Este primer punto del análisis debiera encender las alarmas de quienes creen que un usuario con gran cantidad de seguidores en la red es un sujeto bien posicionado, y esas alarmas debieran convertirse en sirenas aullantes para quienes creen a su vez que tal sujeto es representativo de la población de un país que ostenta con tristeza un 72% de jóvenes por debajo de la línea de la pobreza en su provincia más poblada y representante de una población cuya capacidad para interpretar texto es cada año peor.
En segundo lugar, los medios de comunicación pueden funcionar para catapultar candidatos que podrán luego traccionar listas y lo mismo ocurre con aquellos que surgen hoy en día de las redes sociales, pero hasta el extremadamente mediático y acaudalado Donald Trump, debió adecuarse de alguna manera al sistema político de su país y converger en el centenario Partido Republicano, que no necesariamente lo recibió con los brazos abiertos en un comienzo.
Algo similar sucede con el joven Nayib Bukele, actual presidente de El Salvador, quien ha hecho de Twitter su plataforma preferente al momento de comunicar decisiones de gobierno e incluso dar órdenes a sus ministros, pero que no pudo evitar años de militancia y experiencia de gestión efectiva dentro del tradicional partido salvadoreño, Farabundo Martí para la Liberación Nacional.
¿Por qué señalo esto? Porque resulta sumamente ingenuo considerar que una persona sin apoyo institucional de ningún tipo, sin equipo, sin formación política, sin conocimiento específico del lenguaje de ésta y sin un partido concretamente asentado, podrá gobernar siquiera una pequeña intendencia de algún lugar remoto de nuestro país con un mínimo de efectividad.
Quienes se entusiasman de este modo, confunden las más de las veces de buena fe, la difusión de ideas políticas con la materialización de éstas. Creen que porque alguien twittea cosas razonables (o razonables en un contexto no representativo, lleno de sesgos y eslóganes a priori), puede luego convertirse de prepo en un político profesional. Alguno dirá también, asentado sobre todo en ese razonable espíritu creciente de anti política, que lo que justamente el país necesita son outsiders sin experiencia que quieran patear el tablero.
Lo que no descubren aun, es el principio básico que señala que hasta para desarmar un aparejo de alta complejidad como es el Estado, es necesario estar algún tiempo cerca de él y entender cómo realmente está construido.

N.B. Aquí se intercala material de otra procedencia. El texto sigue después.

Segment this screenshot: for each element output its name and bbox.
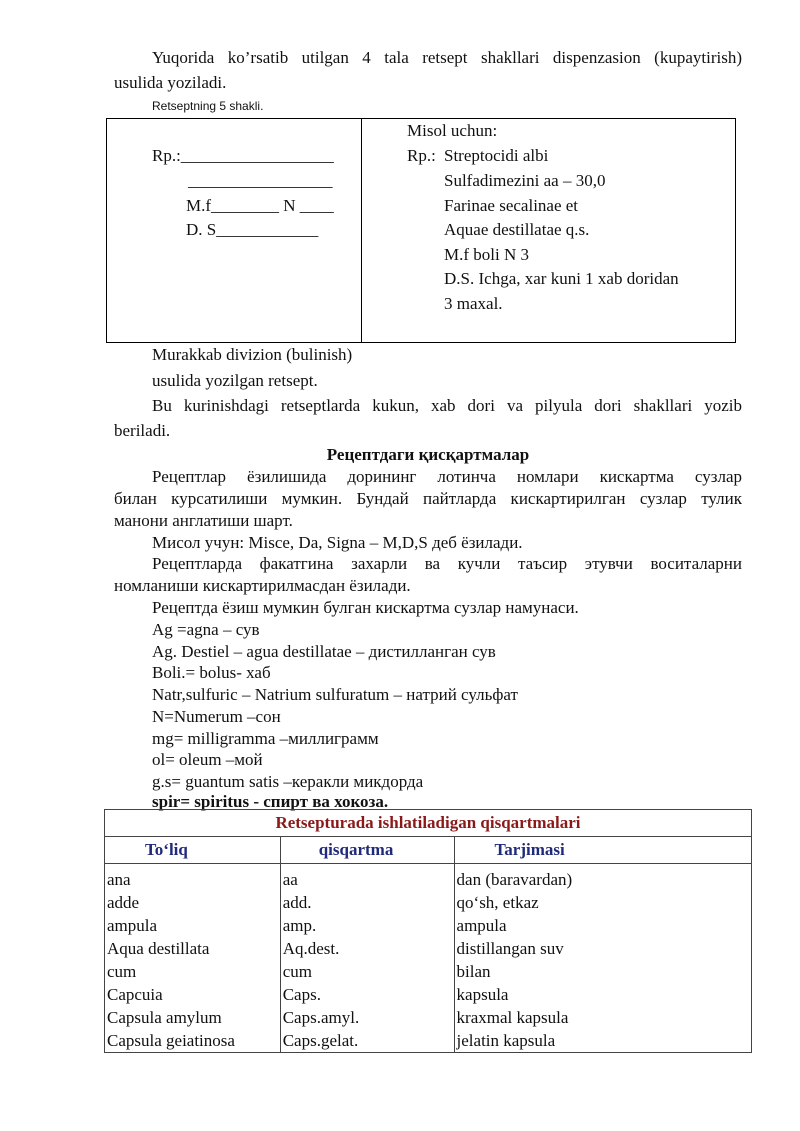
- blank-rp-line: Rp.:__________________: [152, 146, 334, 165]
- cell-abbr: Caps.amyl.: [280, 1006, 454, 1029]
- list-item: g.s= guantum satis –керакли микдорда: [152, 772, 424, 791]
- form-caption: Retseptning 5 shakli.: [152, 99, 264, 113]
- cyr-para-1-line-1: Рецептлар ёзилишида дорининг лотинча номлари кискартма сузлар: [152, 467, 742, 486]
- table-row: [105, 868, 752, 891]
- cell-full: cum: [105, 960, 281, 983]
- col-header-full: To‘liq: [105, 837, 281, 864]
- cell-translation: qo‘sh, etkaz: [454, 891, 751, 914]
- blank-line-2: _________________: [188, 171, 333, 190]
- example-item: Streptocidi albi: [444, 146, 549, 165]
- cell-full: ana: [105, 868, 281, 891]
- table-title: Retsepturada ishlatiladigan qisqartmalari: [105, 810, 752, 837]
- example-item: Farinae secalinae et: [444, 196, 579, 215]
- cell-abbr: add.: [280, 891, 454, 914]
- blank-ds-line: D. S____________: [186, 220, 319, 239]
- example-rp-label: Rp.:: [407, 146, 436, 165]
- cell-full: Capsula amylum: [105, 1006, 281, 1029]
- cell-full: adde: [105, 891, 281, 914]
- cell-translation: ampula: [454, 914, 751, 937]
- cell-abbr: cum: [280, 960, 454, 983]
- cell-abbr: Caps.: [280, 983, 454, 1006]
- example-item: M.f boli N 3: [444, 245, 529, 264]
- cyr-para-4: Рецептда ёзиш мумкин булган кискартма сузлар намунаси.: [152, 598, 579, 617]
- section-heading: Рецептдаги қисқартмалар: [326, 445, 530, 464]
- cell-full: Capcuia: [105, 983, 281, 1006]
- cell-translation: distillangan suv: [454, 937, 751, 960]
- intro-line-2: usulida yoziladi.: [114, 73, 227, 92]
- cell-abbr: Caps.gelat.: [280, 1029, 454, 1053]
- example-item: Aquae destillatae q.s.: [444, 220, 590, 239]
- cyr-para-1-line-3: манони англатиши шарт.: [114, 511, 293, 530]
- example-item: D.S. Ichga, xar kuni 1 xab doridan: [444, 269, 679, 288]
- cell-abbr: Aq.dest.: [280, 937, 454, 960]
- cell-abbr: amp.: [280, 914, 454, 937]
- after-box-para-2: beriladi.: [114, 421, 171, 440]
- list-item: ol= oleum –мой: [152, 750, 263, 769]
- cyr-para-3-line-1: Рецептларда факатгина захарли ва кучли таъсир этувчи воситаларни: [152, 554, 742, 573]
- example-item: 3 maxal.: [444, 294, 503, 313]
- list-item: Boli.= bolus- хаб: [152, 663, 271, 682]
- abbreviation-table: [104, 809, 752, 1053]
- list-item: Natr,sulfuric – Natrium sulfuratum – натрий сульфат: [152, 685, 518, 704]
- cyr-para-1-line-2: билан курсатилиши мумкин. Бундай пайтларда кискартирилган сузлар тулик: [114, 489, 742, 508]
- cell-translation: jelatin kapsula: [454, 1029, 751, 1053]
- cell-translation: bilan: [454, 960, 751, 983]
- cell-full: ampula: [105, 914, 281, 937]
- after-box-para-1: Bu kurinishdagi retseptlarda kukun, xab dori va pilyula dori shakllari yozib: [152, 396, 742, 415]
- after-box-line-2: usulida yozilgan retsept.: [152, 371, 318, 390]
- table-row: [105, 891, 752, 914]
- intro-line-1: Yuqorida ko’rsatib utilgan 4 tala retsept shakllari dispenzasion (kupaytirish): [152, 48, 742, 67]
- cyr-para-2: Мисол учун: Misce, Da, Signa – M,D,S деб ёзилади.: [152, 533, 523, 552]
- cyr-para-3-line-2: номланиши кискартирилмасдан ёзилади.: [114, 576, 411, 595]
- col-header-translation: Tarjimasi: [454, 837, 751, 864]
- blank-mf-line: M.f________ N ____: [186, 196, 334, 215]
- table-row: [105, 960, 752, 983]
- table-row: [105, 914, 752, 937]
- col-header-abbr: qisqartma: [280, 837, 454, 864]
- list-item: Ag =agna – сув: [152, 620, 260, 639]
- cell-translation: dan (baravardan): [454, 868, 751, 891]
- table-row: [105, 1006, 752, 1029]
- example-heading: Misol uchun:: [407, 121, 498, 140]
- cell-abbr: aa: [280, 868, 454, 891]
- table-row: [105, 937, 752, 960]
- cell-full: Capsula geiatinosa: [105, 1029, 281, 1053]
- table-row: [105, 1029, 752, 1053]
- cell-translation: kapsula: [454, 983, 751, 1006]
- cell-translation: kraxmal kapsula: [454, 1006, 751, 1029]
- example-item: Sulfadimezini aa – 30,0: [444, 171, 606, 190]
- after-box-line-1: Murakkab divizion (bulinish): [152, 345, 353, 364]
- cell-full: Aqua destillata: [105, 937, 281, 960]
- list-item: N=Numerum –сон: [152, 707, 281, 726]
- list-item: mg= milligramma –миллиграмм: [152, 729, 379, 748]
- list-item-bold: spir= spiritus - спирт ва хокоза.: [152, 792, 389, 811]
- list-item: Ag. Destiel – agua destillatae – дистилланган сув: [152, 642, 496, 661]
- table-row: [105, 983, 752, 1006]
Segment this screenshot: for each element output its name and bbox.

Así las cosas, Twitter puede estar dañando al sistema político más de lo que parece, inundando las opciones electorales que nacen con buenas ideas y nuevos bríos, de sujetos que pueden funcionar muy bien en un ámbito virtual, pero que luego son absolutamente incapaces de lograr consensos, organización y liderazgo en el mundo real.

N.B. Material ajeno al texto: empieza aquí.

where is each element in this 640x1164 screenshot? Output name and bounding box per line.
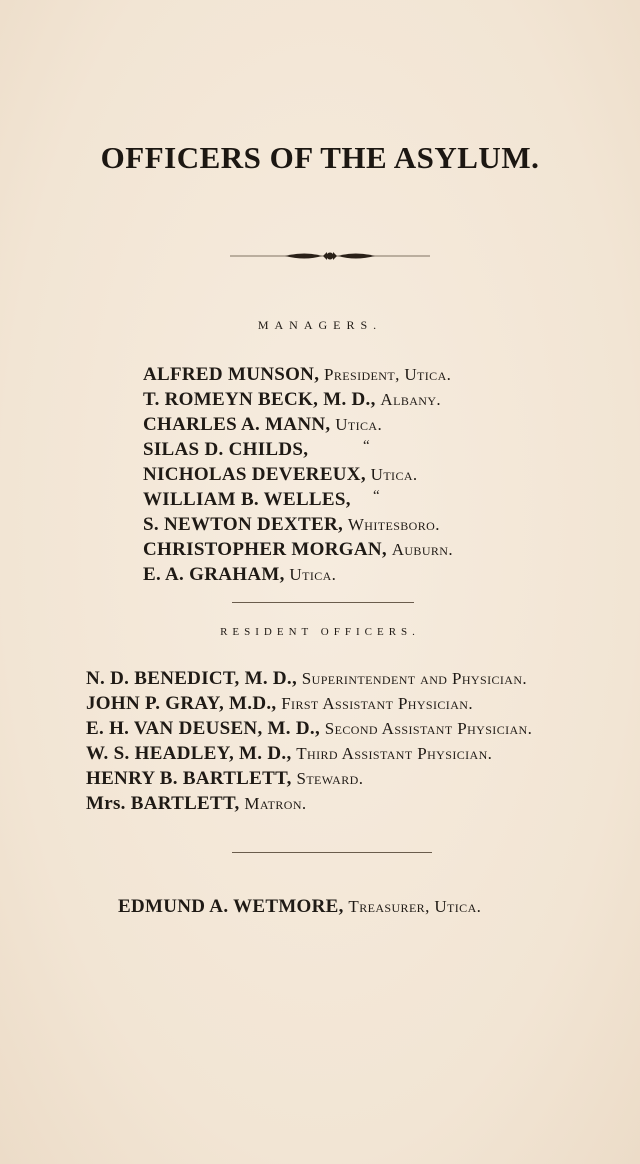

Como en un excelente ejemplo del sumamente estudiado fenómeno de la selección adversa, se otorga gravitación creciente a quienes, quizá justamente por una limitación personal, se han concentrado en el mundo virtual con el objetivo de conquistar voluntades, para luego solo estrellar dichas expectativas contra el muro de la realidad.

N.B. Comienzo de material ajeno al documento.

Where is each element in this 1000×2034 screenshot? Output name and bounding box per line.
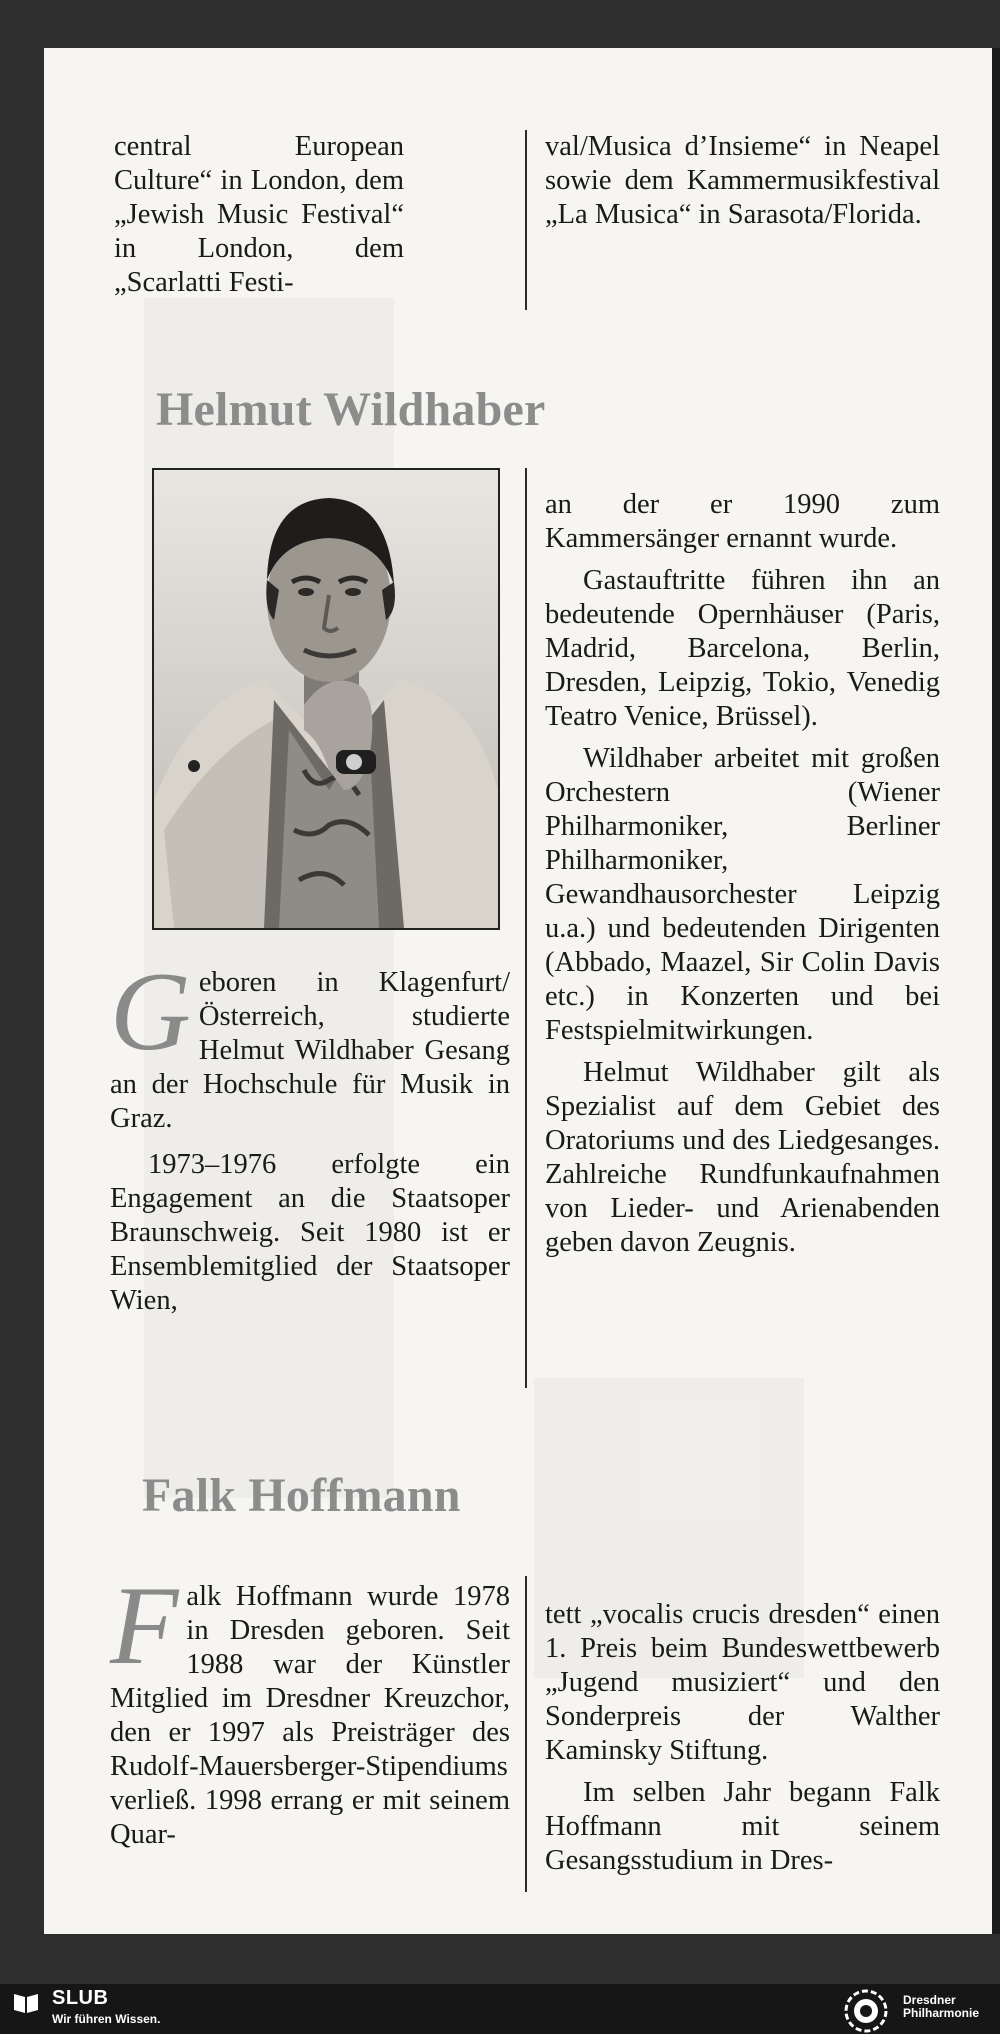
intro-col-left bbox=[114, 130, 404, 300]
wildhaber-right-p1: an der er 1990 zum Kammersänger ernannt wurde. bbox=[545, 489, 940, 554]
intro-left-text: central European Culture“ in London, dem „Jewish Music Festival“ in London, dem „Scarlatti Festi- bbox=[114, 131, 404, 298]
dropcap-g: G bbox=[110, 950, 191, 1074]
wildhaber-left-p1 bbox=[110, 950, 510, 1136]
partner-name-line1: Dresdner bbox=[903, 1993, 956, 2007]
column-divider-1 bbox=[525, 130, 527, 310]
dresdner-philharmonie-logo bbox=[843, 1988, 889, 2034]
column-divider-2 bbox=[525, 468, 527, 1388]
dropcap-f: F bbox=[110, 1564, 179, 1688]
portrait-illustration bbox=[154, 470, 498, 928]
footer-bar bbox=[0, 1984, 1000, 2034]
slub-tagline: Wir führen Wissen. bbox=[52, 2012, 161, 2026]
wildhaber-left-p2: 1973–1976 erfolgte ein Engagement an die Staatsoper Braunschweig. Seit 1980 ist er Ensemblemitglied der Staatsoper Wien, bbox=[110, 1149, 510, 1316]
wildhaber-col-right bbox=[545, 488, 940, 1260]
heading-hoffmann: Falk Hoffmann bbox=[142, 1469, 461, 1522]
hoffmann-col-right bbox=[545, 1598, 940, 1878]
wildhaber-right-p2: Gastauftritte führen ihn an bedeutende Opernhäuser (Paris, Madrid, Barcelona, Berlin, Dresden, Leipzig, Tokio, Venedig Teatro Venice, Brüssel). bbox=[545, 565, 940, 732]
partner-name bbox=[903, 1994, 1000, 2020]
wildhaber-left-p1-text: eboren in Klagenfurt/Österreich, studierte Helmut Wildhaber Gesang an der Hochschule für Musik in Graz. bbox=[110, 967, 510, 1134]
heading-wildhaber: Helmut Wildhaber bbox=[156, 383, 546, 436]
wildhaber-col-left bbox=[110, 950, 510, 1318]
partner-name-line2: Philharmonie bbox=[903, 2006, 980, 2020]
wildhaber-right-p4: Helmut Wildhaber gilt als Spezialist auf dem Gebiet des Oratoriums und des Liedgesanges. Zahlreiche Rundfunkaufnahmen von Lieder- und Arienabenden geben davon Zeugnis. bbox=[545, 1057, 940, 1258]
column-divider-3 bbox=[525, 1576, 527, 1892]
wildhaber-right-p3: Wildhaber arbeitet mit großen Orchestern (Wiener Philharmoniker, Berliner Philharmoniker, Gewandhausorchester Leipzig u.a.) und bedeutenden Dirigenten (Abbado, Maazel, Sir Colin Davis etc.) in Konzerten und bei Festspielmitwirkungen. bbox=[545, 743, 940, 1046]
hoffmann-col-left bbox=[110, 1564, 510, 1852]
hoffmann-right-p1: tett „vocalis crucis dresden“ einen 1. Preis beim Bundeswettbewerb „Jugend musiziert“ und den Sonderpreis der Walther Kaminsky Stiftung. bbox=[545, 1599, 940, 1766]
hoffmann-left-p1-text: alk Hoffmann wurde 1978 in Dresden geboren. Seit 1988 war der Künstler Mitglied im Dresdner Kreuzchor, den er 1997 als Preisträger des Rudolf-Mauersberger-Stipendiums verließ. 1998 errang er mit seinem Quar- bbox=[110, 1581, 510, 1850]
hoffmann-right-p2: Im selben Jahr begann Falk Hoffmann mit seinem Gesangsstudium in Dres- bbox=[545, 1777, 940, 1876]
hoffmann-left-p1 bbox=[110, 1564, 510, 1852]
portrait-photo bbox=[152, 468, 500, 930]
slub-book-icon bbox=[13, 1992, 39, 2014]
scanned-page bbox=[44, 48, 1000, 1934]
intro-col-right bbox=[545, 130, 940, 232]
intro-right-text: val/Musica d’Insieme“ in Neapel sowie dem Kammermusikfestival „La Musica“ in Sarasota/Florida. bbox=[545, 131, 940, 230]
slub-name: SLUB bbox=[52, 1987, 109, 2009]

En suma, aún en el 2021 sigue siendo importante el armado de bases, la institucionalización de reglas y prácticas, el contacto personal, la fidelización de militantes, la capacitación de cuadros y el armado territorial para convertir toda esa energía que permanece en potencia, en política y poder real. Por tanto, las redes podrán sin duda ser medios importantes e incluso hasta fundamentales para llegar a los votantes, especialmente los más jóvenes, pero por un buen tiempo más, no podrán reemplazar de ningún modo todo eso que es necesario luego para transformar la realidad.